Travis Weber is Director, Center for Religious Liberty at Family Research Council. This article appeared on Townhall.com, September 11, 2014.

Earlier this week, the organizing committee of the New York City St. Patrick's Day Parade announced it will permit "Out@NBCUniversal" - a group composed of gay NBC employees - to march in its annual parade under an identifying banner. Many will respond to this news with a shrug, as it is common these days to hear of the latest group which has changed its position on homosexuality or marriage. But this development is significant for another reason - the committee was not forced by law to change its position; it voluntarily did so under enormous pressure by LGBT groups and corporate sponsors. Moreover, it did so despite being clearly protected by Supreme Court precedent.

In the 1990's, the Supreme Court issued an important free speech ruling in Hurley v. Gay, Lesbian, and Bisexual Group of Boston, in which it held that private parade organizers could not be forced to include groups of whose message they did not approve, for this would compel the groups to speak a message against their will and make free speech and freedom of association protections meaningless. The Hurley case dealt with a parade in Boston, but it settled the same issue for the NYC parade. The NYC parade committee is not compelled by law, and is aware it is not compelled, to do what it has now decided to do - include a gay group's identifying banner in its parade. Nevertheless, it decided to do so anyway.

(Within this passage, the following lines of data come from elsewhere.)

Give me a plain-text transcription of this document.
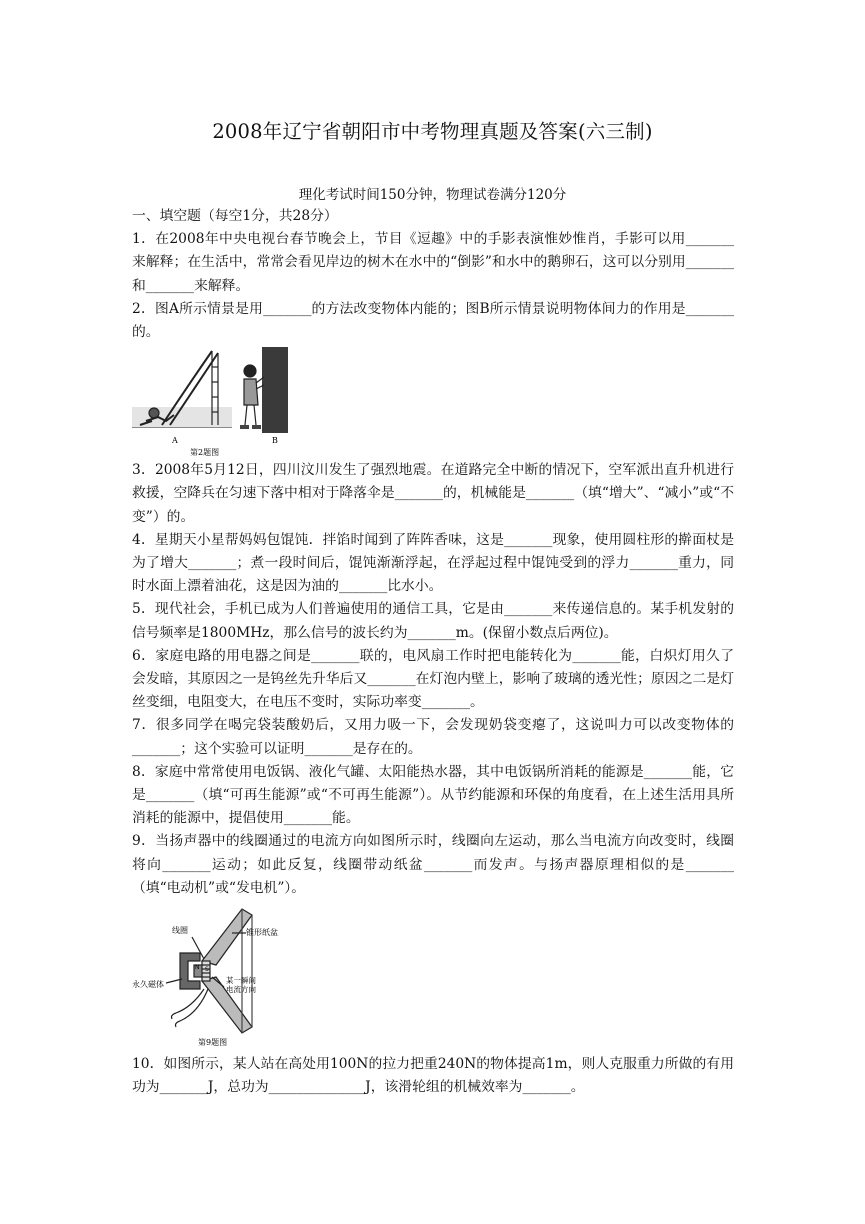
2008年辽宁省朝阳市中考物理真题及答案(六三制)
理化考试时间150分钟，物理试卷满分120分

一、填空题（每空1分，共28分）

1．在2008年中央电视台春节晚会上，节目《逗趣》中的手影表演惟妙惟肖，手影可以用_______来解释；在生活中，常常会看见岸边的树木在水中的“倒影”和水中的鹅卵石，这可以分别用_______和_______来解释。

2．图A所示情景是用_______的方法改变物体内能的；图B所示情景说明物体间力的作用是_______的。

A	B
第2题图

3．2008年5月12日，四川汶川发生了强烈地震。在道路完全中断的情况下，空军派出直升机进行救援，空降兵在匀速下落中相对于降落伞是_______的，机械能是_______（填“增大”、“减小”或“不变”）的。

4．星期天小星帮妈妈包馄饨．拌馅时闻到了阵阵香味，这是_______现象，使用圆柱形的擀面杖是为了增大_______；煮一段时间后，馄饨渐渐浮起，在浮起过程中馄饨受到的浮力_______重力，同时水面上漂着油花，这是因为油的_______比水小。

5．现代社会，手机已成为人们普遍使用的通信工具，它是由_______来传递信息的。某手机发射的信号频率是1800MHz，那么信号的波长约为_______m。(保留小数点后两位)。

6．家庭电路的用电器之间是_______联的，电风扇工作时把电能转化为_______能，白炽灯用久了会发暗，其原因之一是钨丝先升华后又_______在灯泡内壁上，影响了玻璃的透光性；原因之二是灯丝变细，电阻变大，在电压不变时，实际功率变_______。

7．很多同学在喝完袋装酸奶后，又用力吸一下，会发现奶袋变瘪了，这说叫力可以改变物体的_______；这个实验可以证明_______是存在的。

8．家庭中常常使用电饭锅、液化气罐、太阳能热水器，其中电饭锅所消耗的能源是_______能，它是_______（填“可再生能源”或“不可再生能源”）。从节约能源和环保的角度看，在上述生活用具所消耗的能源中，提倡使用_______能。

9．当扬声器中的线圈通过的电流方向如图所示时，线圈向左运动，那么当电流方向改变时，线圈将向_______运动；如此反复，线圈带动纸盆_______而发声。与扬声器原理相似的是_______（填“电动机”或“发电机”）。

线圈	锥形纸盆
永久磁体	某一瞬间
电流方向
N S
第9题图

10．如图所示，某人站在高处用100N的拉力把重240N的物体提高1m，则人克服重力所做的有用功为_______J，总功为______________J，该滑轮组的机械效率为_______。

The committee has attempted to rationalize its decision as an "effort to keep the parade above politics," claiming it had "diligently worked to keep politics - of any kind - out of the parade in order to preserve it as a single and unified cultural event." Nevertheless, the committee asserted, these attempts had "[p]aradoxically . . . ended up politicizing the parade." Actually, it is the insistence of those who want to announce their sexual practices in the course of a parade who have "politicized" it. By giving in to their demands, the committee has made the parade more political than ever.

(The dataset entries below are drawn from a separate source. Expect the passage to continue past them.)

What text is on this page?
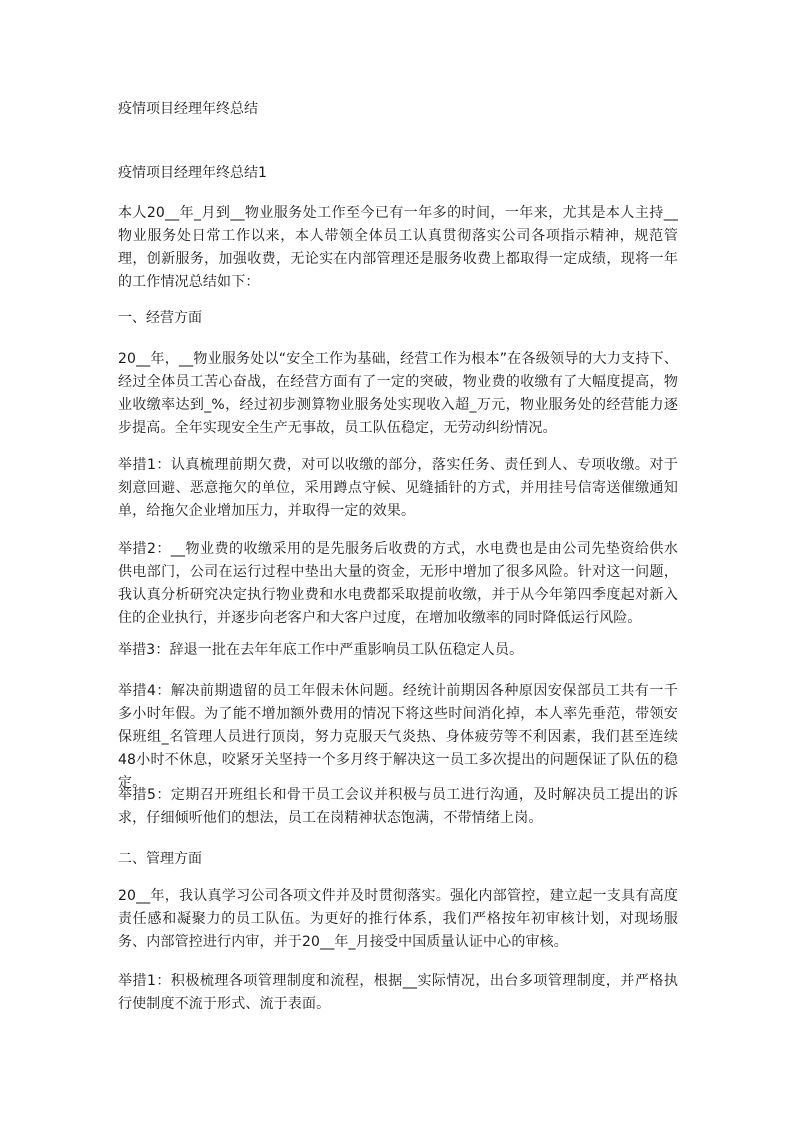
疫情项目经理年终总结

疫情项目经理年终总结1

本人20__年_月到__物业服务处工作至今已有一年多的时间，一年来，尤其是本人主持__物业服务处日常工作以来，本人带领全体员工认真贯彻落实公司各项指示精神，规范管理，创新服务，加强收费，无论实在内部管理还是服务收费上都取得一定成绩，现将一年的工作情况总结如下：

一、经营方面

20__年，__物业服务处以“安全工作为基础，经营工作为根本”在各级领导的大力支持下、经过全体员工苦心奋战，在经营方面有了一定的突破，物业费的收缴有了大幅度提高，物业收缴率达到_%，经过初步测算物业服务处实现收入超_万元，物业服务处的经营能力逐步提高。全年实现安全生产无事故，员工队伍稳定，无劳动纠纷情况。

举措1：认真梳理前期欠费，对可以收缴的部分，落实任务、责任到人、专项收缴。对于刻意回避、恶意拖欠的单位，采用蹲点守候、见缝插针的方式，并用挂号信寄送催缴通知单，给拖欠企业增加压力，并取得一定的效果。

举措2：__物业费的收缴采用的是先服务后收费的方式，水电费也是由公司先垫资给供水供电部门，公司在运行过程中垫出大量的资金，无形中增加了很多风险。针对这一问题，我认真分析研究决定执行物业费和水电费都采取提前收缴，并于从今年第四季度起对新入住的企业执行，并逐步向老客户和大客户过度，在增加收缴率的同时降低运行风险。

举措3：辞退一批在去年年底工作中严重影响员工队伍稳定人员。

举措4：解决前期遗留的员工年假未休问题。经统计前期因各种原因安保部员工共有一千多小时年假。为了能不增加额外费用的情况下将这些时间消化掉，本人率先垂范，带领安保班组_名管理人员进行顶岗，努力克服天气炎热、身体疲劳等不利因素，我们甚至连续48小时不休息，咬紧牙关坚持一个多月终于解决这一员工多次提出的问题保证了队伍的稳定。

举措5：定期召开班组长和骨干员工会议并积极与员工进行沟通，及时解决员工提出的诉求，仔细倾听他们的想法，员工在岗精神状态饱满，不带情绪上岗。

二、管理方面

20__年，我认真学习公司各项文件并及时贯彻落实。强化内部管控，建立起一支具有高度责任感和凝聚力的员工队伍。为更好的推行体系，我们严格按年初审核计划，对现场服务、内部管控进行内审，并于20__年_月接受中国质量认证中心的审核。

举措1：积极梳理各项管理制度和流程，根据__实际情况，出台多项管理制度，并严格执行使制度不流于形式、流于表面。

In truth, it's not "politics" the committee has found itself wading into, but the jaws of cultural police enforcing prevailing moral views - which must be accepted . . . or else. The committee has done what so many others have done in recent years when faced with their heavy hand - confessed the only version of morality acceptable to these "authorities" - approval of homosexual practice. But it didn't have to. Under Freedom of Association protections contained in the Constitution, the committee has the right to determine what messages are communicated by its parade. Yet it voluntarily relinquished this right. As of several days ago, we have witnessed the final act in a sequence of events constituting clear evidence that cultural pressure can at times surpass legal requirements and cause a group to do that which the law does not require of it.

In 2013, we observed the completion of the same phenomenon within the Boy Scouts organization. Back in 2000, in the Boy Scouts of America v. Dale case, the Supreme Court held that the Boy Scouts were protected by the freedom to associate and did not have to permit homosexual scouts or scout masters. Years later, despite having constitutional protection for their actions, the Scouts reversed course by permitting openly homosexual scouts (while retaining the ban on gay scout masters). Thus, in another high profile situation, a group has ceded its values to cultural pressure despite being clearly protected by the law.

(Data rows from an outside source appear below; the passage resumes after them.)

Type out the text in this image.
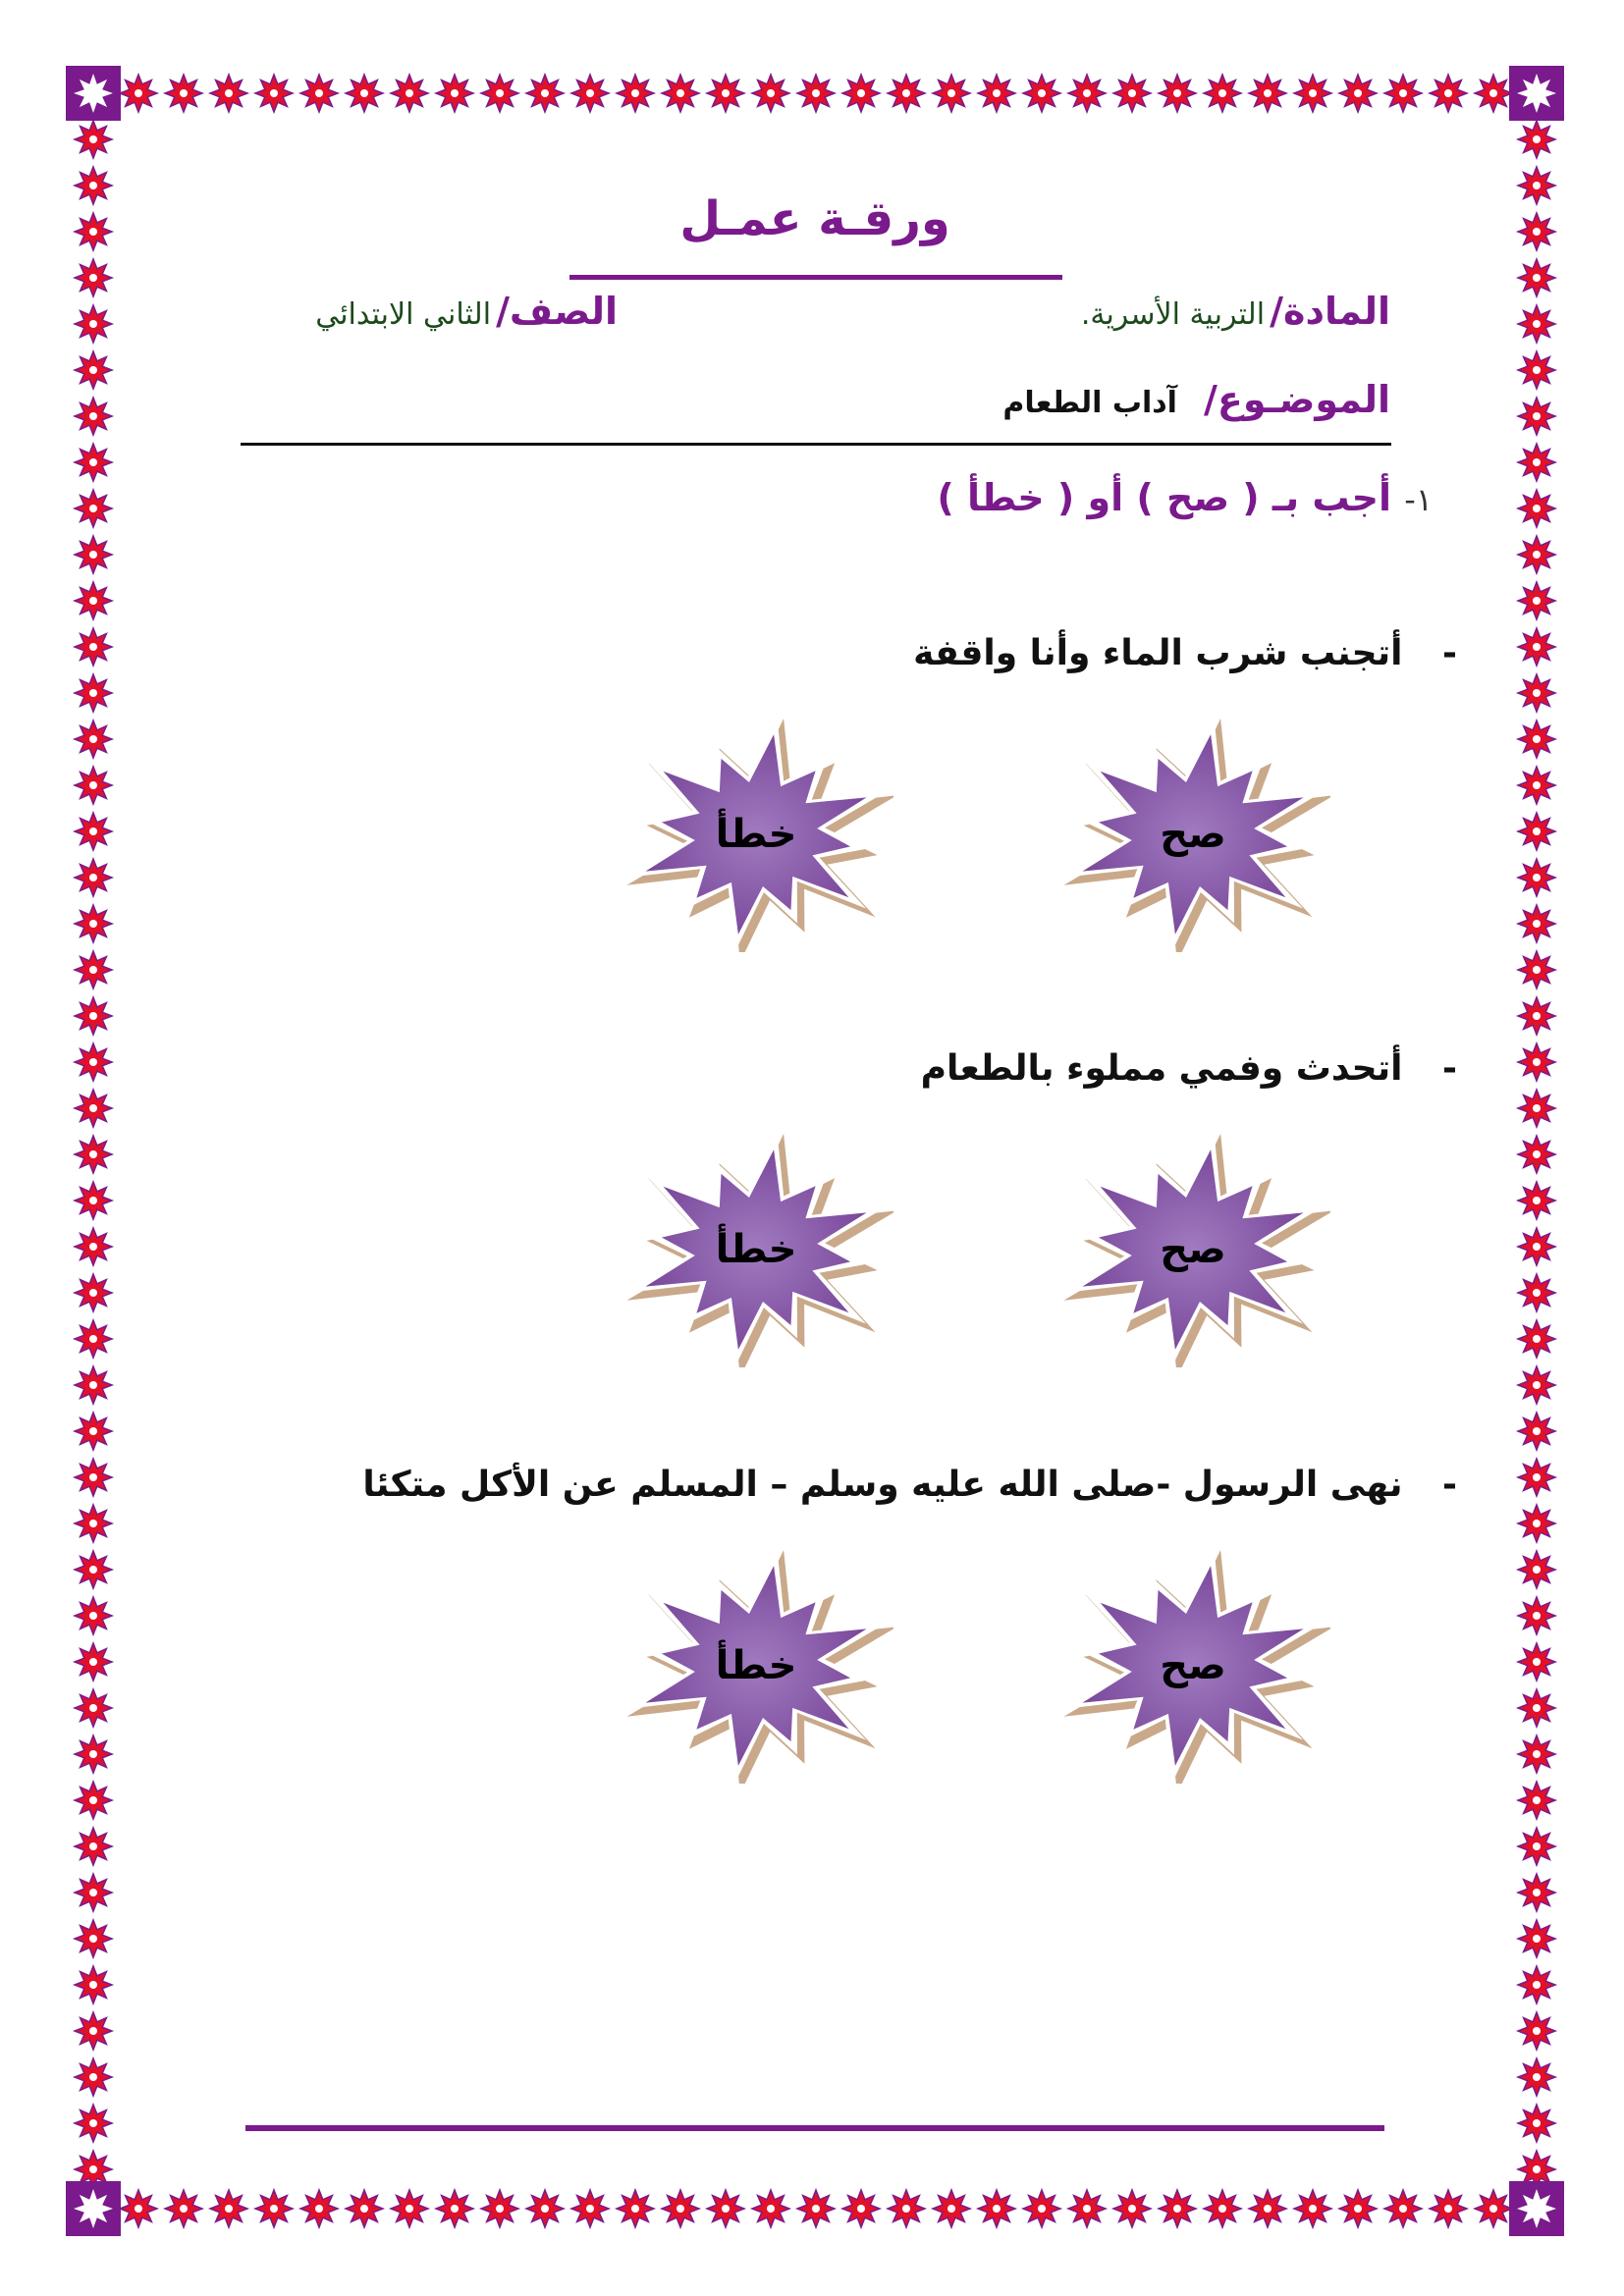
ورقـة عمـل
المادة/ التربية الأسرية.
الصف/ الثاني الابتدائي
الموضـوع/ آداب الطعام
١- أجب بـ ( صح ) أو ( خطأ )
- أتجنب شرب الماء وأنا واقفة
صح
خطأ
- أتحدث وفمي مملوء بالطعام
صح
خطأ
- نهى الرسول -صلى الله عليه وسلم – المسلم عن الأكل متكئا
صح
خطأ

What is the "take away" from such developments? One simple lesson: Social conservatives must not only work for political and judicial victories but also address the beliefs and ideas underlying cultural trends and movements that led to the changing positions of the Boy Scouts, NYC parade committee, and many, many others. Simply put, we do not have the option of ignoring the ideas and philosophies at the roots of these shifts in opinion.

Yes, court decisions and legislative victories matter. The two cases mentioned above are important victories for constitutional rights, and while the Boy Scouts and parade committee may choose to bypass them, others can still rely on them. Court cases and the law must continue to receive attention. Yet court battles can be won, while at the same time the culture can decline and be lost, if we fail to persuade our fellow citizens that the worldview and basic moral convictions we endorse are right in themselves and good for society. It is also imperative to inculcate an understanding of and appreciation for civil liberties generally. The two cases discussed above couldn't illustrate this point more clearly. Even if all else is won, if in the end our culture's belief systems are neglected, it is possible that much (or all) of our culture could be lost.